Katherine Whitman had just started her teaching career at Mount Saint Mary's University in Los Angeles when an offer from the school's president caught her attention.
It was a proposal from Guangzhou's incumbent vice-mayor to send professors to the city to teach Chinese business professionals and government officials about the business system in the United States. As part of the program, Whitman lectured for three weeks at a science and technology institute in Guangzhou.
A fledgling professor at the time, Whitman was "very honored to be chosen", she says.
The year was 1987, eight years after the US and China normalized relations and the two countries had resumed student exchanges after a 30-year hiatus. It was also a time when US-China teacher-exchange programs were few and far between.
Little did Whitman know that she would embark on more than 100 trips to China in the more than three decades following that first journey, making her, an economics and international business professor, a witness to one of the most important bilateral relationships in the world.
Whitman recalls how she was concerned that communication was going to be difficult after landing in China for the first time, but that issue was quickly solved.
"I knew that I had a very difficult problem, because I did not speak Chinese, but we had two interpreters with us. We found that the people we would meet, especially those at the Foreign Affairs Office and other colleagues, were very friendly and very eager for us to learn about them. We in turn were glad to share with them things about our home, our businesses and our universities," she says.
After her teaching in Guangzhou concluded, officials from the Foreign Affairs Office took Whitman and two other professors from the US on a trip to Guilin, a city in South China's Guangxi Zhuang autonomous region.
Fascinated by the country, Whitman then traveled by herself to Beijing and Shanghai, "to see China".She fell in love with Chinese food during that trip, and the many that followed.
Whitman counts Peking duck, hotpot, dim sum and the fresh shrimp in Guangzhou, which "is the combination of freshwater and seawater", among her most beloved Chinese dishes.
"To this day, they are among my favorite things to eat," she says.
Shortly after her trip, Whitman joined the Los Angeles-Guangzhou Sister City Association, an organization established in 1981 as part of Sister Cities International. For her efforts in promoting the economic development of Guangzhou, she was given the status of "honorary resident" in November 2019.
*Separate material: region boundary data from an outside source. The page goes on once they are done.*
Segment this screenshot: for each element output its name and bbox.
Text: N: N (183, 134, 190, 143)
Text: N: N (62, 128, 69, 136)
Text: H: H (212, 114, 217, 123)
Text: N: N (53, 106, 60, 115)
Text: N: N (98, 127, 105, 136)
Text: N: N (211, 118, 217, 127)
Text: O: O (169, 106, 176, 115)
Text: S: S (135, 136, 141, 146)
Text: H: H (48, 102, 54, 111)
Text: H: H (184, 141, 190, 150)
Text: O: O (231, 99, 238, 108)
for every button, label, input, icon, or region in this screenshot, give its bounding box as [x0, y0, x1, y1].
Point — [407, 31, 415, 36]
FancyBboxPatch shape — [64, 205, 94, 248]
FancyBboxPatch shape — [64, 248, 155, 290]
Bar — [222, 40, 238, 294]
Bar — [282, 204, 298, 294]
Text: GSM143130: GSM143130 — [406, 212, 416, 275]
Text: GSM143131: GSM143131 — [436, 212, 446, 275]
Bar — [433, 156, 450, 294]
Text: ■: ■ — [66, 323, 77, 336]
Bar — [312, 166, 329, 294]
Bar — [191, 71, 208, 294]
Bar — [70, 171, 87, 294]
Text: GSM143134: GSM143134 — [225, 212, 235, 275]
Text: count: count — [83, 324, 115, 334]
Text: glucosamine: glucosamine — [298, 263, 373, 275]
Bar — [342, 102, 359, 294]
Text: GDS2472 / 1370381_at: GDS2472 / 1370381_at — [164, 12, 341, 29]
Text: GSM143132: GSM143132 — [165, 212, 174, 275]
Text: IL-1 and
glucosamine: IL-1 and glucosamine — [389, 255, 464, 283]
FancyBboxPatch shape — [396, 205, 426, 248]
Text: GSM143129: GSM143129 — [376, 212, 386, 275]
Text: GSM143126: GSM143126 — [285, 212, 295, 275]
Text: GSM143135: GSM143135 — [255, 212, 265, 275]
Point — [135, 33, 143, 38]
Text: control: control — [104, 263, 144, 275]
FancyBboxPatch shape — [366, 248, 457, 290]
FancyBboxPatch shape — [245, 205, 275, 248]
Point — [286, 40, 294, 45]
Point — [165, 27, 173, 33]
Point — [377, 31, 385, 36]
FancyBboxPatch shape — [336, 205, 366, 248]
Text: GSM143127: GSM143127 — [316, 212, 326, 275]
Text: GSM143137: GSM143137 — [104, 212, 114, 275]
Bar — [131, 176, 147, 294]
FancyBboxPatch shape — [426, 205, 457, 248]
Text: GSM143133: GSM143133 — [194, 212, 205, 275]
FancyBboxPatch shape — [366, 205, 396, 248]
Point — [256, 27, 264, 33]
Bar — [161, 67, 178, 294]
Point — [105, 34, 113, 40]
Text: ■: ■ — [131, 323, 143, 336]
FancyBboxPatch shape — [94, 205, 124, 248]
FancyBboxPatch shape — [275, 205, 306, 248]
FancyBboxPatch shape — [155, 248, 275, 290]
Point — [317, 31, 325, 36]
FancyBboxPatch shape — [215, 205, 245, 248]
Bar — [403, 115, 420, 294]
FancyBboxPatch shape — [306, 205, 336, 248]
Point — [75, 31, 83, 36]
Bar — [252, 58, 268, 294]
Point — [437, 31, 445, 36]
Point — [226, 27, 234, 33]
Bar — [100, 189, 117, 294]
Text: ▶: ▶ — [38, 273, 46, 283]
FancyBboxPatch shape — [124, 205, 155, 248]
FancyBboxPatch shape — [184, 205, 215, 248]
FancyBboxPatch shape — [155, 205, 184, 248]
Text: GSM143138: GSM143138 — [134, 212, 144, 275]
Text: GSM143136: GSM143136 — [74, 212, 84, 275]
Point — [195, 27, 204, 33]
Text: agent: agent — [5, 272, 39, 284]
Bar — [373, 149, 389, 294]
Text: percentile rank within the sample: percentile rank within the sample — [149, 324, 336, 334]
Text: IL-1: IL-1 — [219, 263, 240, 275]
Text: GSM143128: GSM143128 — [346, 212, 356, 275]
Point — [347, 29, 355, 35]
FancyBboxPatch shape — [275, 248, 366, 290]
As an educator, Whitman was responsible for conducting training programs for a delegation of Chinese government officials, who came to the US and studied at Mount Saint Mary's University for a month or two, before receiving a certificate from the university. That initiative continued for almost 10 years.
As part of the MBA program requirement at Mount Saint Mary's, all students were required to travel to China for a nine-day trip. During the visit, they would meet government officials and entrepreneurs and have lectures in universities. They also got to see cities such as Beijing, Shanghai, Guangzhou, Shenzhen and Xi'an.
Thanks to those programs, Whitman still travels to China frequently. She says before the COVID-19 pandemic, she took students to China, on average, about three times a year.
"I found it a wonderful opportunity to actually see a country growing rapidly and changing quickly. Every time I go, I see something new and I learn more about China and how it has changed to become a modern, open country. That is what I think is very intriguing and it encourages me to learn more," she says.
Whitman recalls witnessing an encounter that took place between one of her students and a Chinese friend, which is a story that she regularly tells her graduate students.
Her friend, a Chinese teacher, sat next to Whitman's student at a large banquet for around 25 people. At first, the two women didn't know how to strike up a conversation, but as the meal progressed, they began sharing with each other tales about their families. They discussed the difficulties around raising their children, and how each was concerned about their children's education. They even laughed a little bit about the pretty clothes that they had seen.
"By the end of the conversation, you would think that these two women, who came from very different backgrounds, were old friends. To me, that story is very simple, but it shows that it is the human things that bind us together, not big things," she says.
Whitman, who is now the vice-chair of the Los Angeles-Guangzhou Sister City Association, repeated the same message at a recent event celebrating four decades of the sister-city relationship.
"We had times together when we celebrated, when we worked hard and had some fun. The future of our relationship will be built on a commitment to people-to-people cooperation and friendship," Whitman told attendees.